(untagged)

NParallel, A Small Parallel Execution Library

leafwiz

0.00/5 (No votes)

19 Dec 2007

A Simple Library which allows you to write asynchronous code easily, almost in a synchronous pattern.

Important Updates

NParallel0.2 is released with loop parallelism and multi-task support (For, ForEach, Do), together with a lot of other enhancements(parameterized async call for instance). The codes are almost rewriten and heavily commented for the intensional users. VS2005 version will no longer be supported because later versions will rely highly on functional programming concept with C#3.0 lumbda.

This article mainly remains to introduce the main construct of NParallel, for loop parallelism , I posted a new article discuss the design and usage of loop parallelism for NParallel, you could refer to the testcases attached.

Introduction

There are many ways to write multi-threading codes in .NET, like to use the asynchronous method invocation, create a thread etc. But most of these methods changes the way you write code, and introduces new concepts like IAsyncResult and callback delegates which is somewhat irrelevant with the application logic. They usually make the code hard to read and maintain, and requires application developers to know how the underlying threading works.

My previous project relies heavily on the Begin/EndInvoke model.

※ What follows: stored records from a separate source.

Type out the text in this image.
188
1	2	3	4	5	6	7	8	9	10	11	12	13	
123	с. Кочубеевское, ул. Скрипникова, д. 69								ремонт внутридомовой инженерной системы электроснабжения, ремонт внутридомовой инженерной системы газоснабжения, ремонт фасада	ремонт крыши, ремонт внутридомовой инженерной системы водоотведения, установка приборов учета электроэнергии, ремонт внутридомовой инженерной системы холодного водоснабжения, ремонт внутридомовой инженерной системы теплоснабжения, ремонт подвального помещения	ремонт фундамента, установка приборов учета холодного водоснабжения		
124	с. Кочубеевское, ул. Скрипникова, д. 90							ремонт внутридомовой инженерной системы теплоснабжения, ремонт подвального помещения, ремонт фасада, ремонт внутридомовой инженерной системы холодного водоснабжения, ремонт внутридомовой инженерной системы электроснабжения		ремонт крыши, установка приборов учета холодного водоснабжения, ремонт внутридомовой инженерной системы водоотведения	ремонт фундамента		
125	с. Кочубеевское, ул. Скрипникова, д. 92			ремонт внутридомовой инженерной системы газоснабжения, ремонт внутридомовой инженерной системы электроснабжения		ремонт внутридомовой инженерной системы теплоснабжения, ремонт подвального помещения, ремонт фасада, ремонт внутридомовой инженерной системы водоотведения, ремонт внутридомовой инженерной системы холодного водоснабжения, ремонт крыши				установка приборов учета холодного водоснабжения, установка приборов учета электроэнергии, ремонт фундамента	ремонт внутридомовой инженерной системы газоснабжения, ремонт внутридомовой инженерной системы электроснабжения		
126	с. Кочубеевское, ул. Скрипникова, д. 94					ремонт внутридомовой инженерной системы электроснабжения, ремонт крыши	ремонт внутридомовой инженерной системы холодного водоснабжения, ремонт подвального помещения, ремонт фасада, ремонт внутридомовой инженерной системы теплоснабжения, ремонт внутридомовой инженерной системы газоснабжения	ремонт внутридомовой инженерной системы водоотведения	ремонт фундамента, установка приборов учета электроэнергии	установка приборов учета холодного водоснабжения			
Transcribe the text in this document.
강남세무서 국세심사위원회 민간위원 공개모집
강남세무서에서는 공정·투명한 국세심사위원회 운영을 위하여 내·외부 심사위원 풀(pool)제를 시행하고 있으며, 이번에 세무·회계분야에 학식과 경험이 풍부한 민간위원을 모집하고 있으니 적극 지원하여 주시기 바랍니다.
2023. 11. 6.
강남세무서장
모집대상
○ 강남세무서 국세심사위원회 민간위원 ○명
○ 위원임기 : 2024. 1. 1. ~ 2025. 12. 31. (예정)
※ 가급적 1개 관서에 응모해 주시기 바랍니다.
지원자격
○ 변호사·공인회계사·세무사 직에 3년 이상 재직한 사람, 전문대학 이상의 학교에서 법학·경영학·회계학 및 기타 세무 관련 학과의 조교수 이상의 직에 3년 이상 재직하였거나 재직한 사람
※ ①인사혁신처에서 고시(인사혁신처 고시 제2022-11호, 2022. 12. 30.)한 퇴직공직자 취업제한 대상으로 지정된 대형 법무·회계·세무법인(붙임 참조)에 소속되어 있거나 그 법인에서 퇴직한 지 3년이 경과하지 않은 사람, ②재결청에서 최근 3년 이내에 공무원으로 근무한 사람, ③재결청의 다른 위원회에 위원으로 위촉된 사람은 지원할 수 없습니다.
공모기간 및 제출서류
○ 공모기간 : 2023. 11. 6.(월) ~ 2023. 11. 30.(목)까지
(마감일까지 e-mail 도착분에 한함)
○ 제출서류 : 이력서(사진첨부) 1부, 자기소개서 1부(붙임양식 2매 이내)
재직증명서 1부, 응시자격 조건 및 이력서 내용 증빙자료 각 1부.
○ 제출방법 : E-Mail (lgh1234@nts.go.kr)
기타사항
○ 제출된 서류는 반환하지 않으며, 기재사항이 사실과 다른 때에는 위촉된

After defined many delegates and function pairs, I am bored with the Begin/End codes and decide to make a wrapper library to hide the complexity, make the code easy to read and write, and meanwhile provide flexibility to change the underlying threading mechanism later on.

Then I came up with NParallel, which I am going to introduce to you in this article.

The Problem: Time Consuming Tasks

Let's first have a look at the old ways to do parallel code execution. Suppose that we have a query that cost long time to complete:

// Sample code 1: Time Consuming Operation

int LongRunOperation(int queryID)
{
    Thread.Sleep(10000);
    // Do some query

    return queryID * 2;
}

// synchronous call to the method     

int result = LongRunOperation(10);

We defined the method LongRunOperation and call it with given parameters. Everything looks straightforward. But the execution thread will be blocked for 10 seconds! For application which cannot afford this blocking, we have to make run parallel.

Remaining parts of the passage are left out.